Tobosi is a town in the province of Cartago, Costa Rica, located about 12 miles southwest of the city of Cartago. It is also known as San Juan de Tobosi. St. John the Evangelist is the town's patron guardian.

Tobosi is one of the oldest town in the country. It was established as a reduction by the Spanish authorities and the Franciscan friars around 1575, with a population of one hundred people. Other interpretations suggest that the town started with a hundred families.

Until 1826, the population consisted exclusively of indigenous peoples (ethnic Huet), but due to its proximity to the city of Cartago, its inhabitants were frequently used as forced labor for the benefit of the Spanish population and rapidly lost their language, dress and customs.
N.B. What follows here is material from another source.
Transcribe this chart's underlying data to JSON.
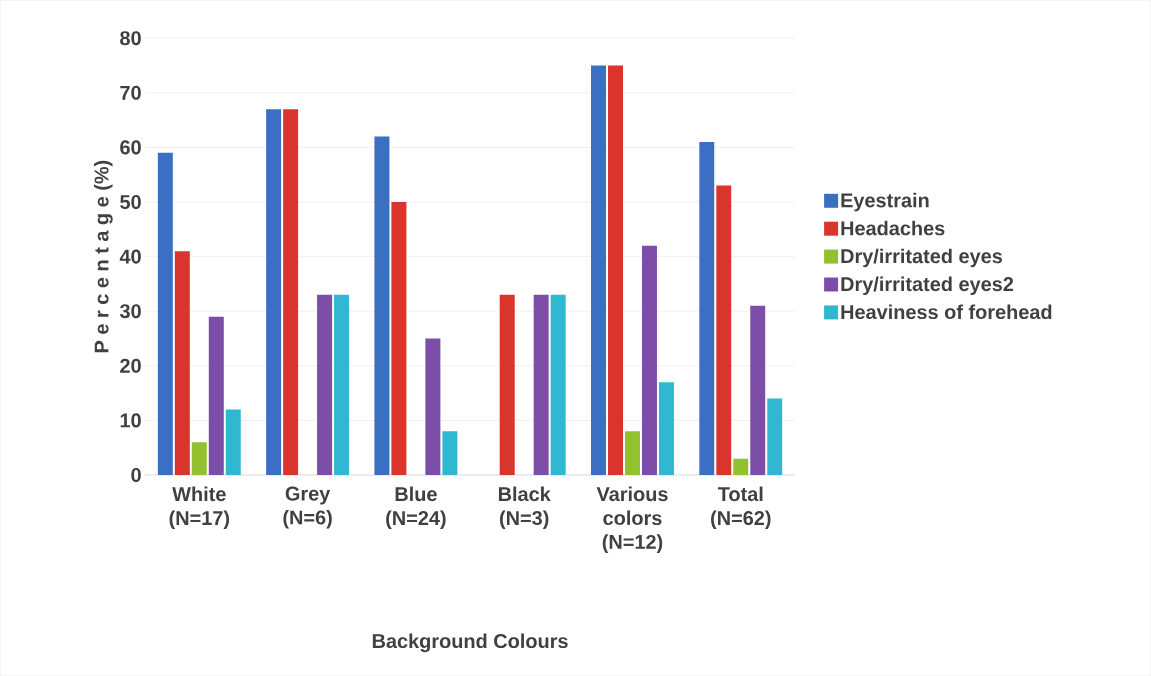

In 1568, responding to protests against the common abuses resulting from the direct enslavement of indigenous people by conquistadors, the Spanish King, Phillip II, created laws to protect the Indians and decreed such parceling out of indigenous peoples as slaves to be illegal. Instead of being owned directly by individual conquistadors, Indian villages or tribes were to pay a prescribed amount into a fund out of which an annual stipend was to be paid to each of the grantees. Nonetheless, the conquistadors protested to their Governor against this new arrangement and in January 1569 the Governor, Perafin de Ribera, illegally apportioned the indigenous peoples as slaves, including those of the villages surrounding Cartago, amongst approximately forty Spaniards.

During its period of Spanish domination, the town had its own town council or municipality, which was abolished in 1836 by the government of Braulio Carrillo Colina. Like other indigenous communities in the Central Valley of Costa Rica, the people also lost their communal lands, which were confiscated and sold at public auction.

The main economic activities are agriculture, livestock and some handicrafts baskets and rope.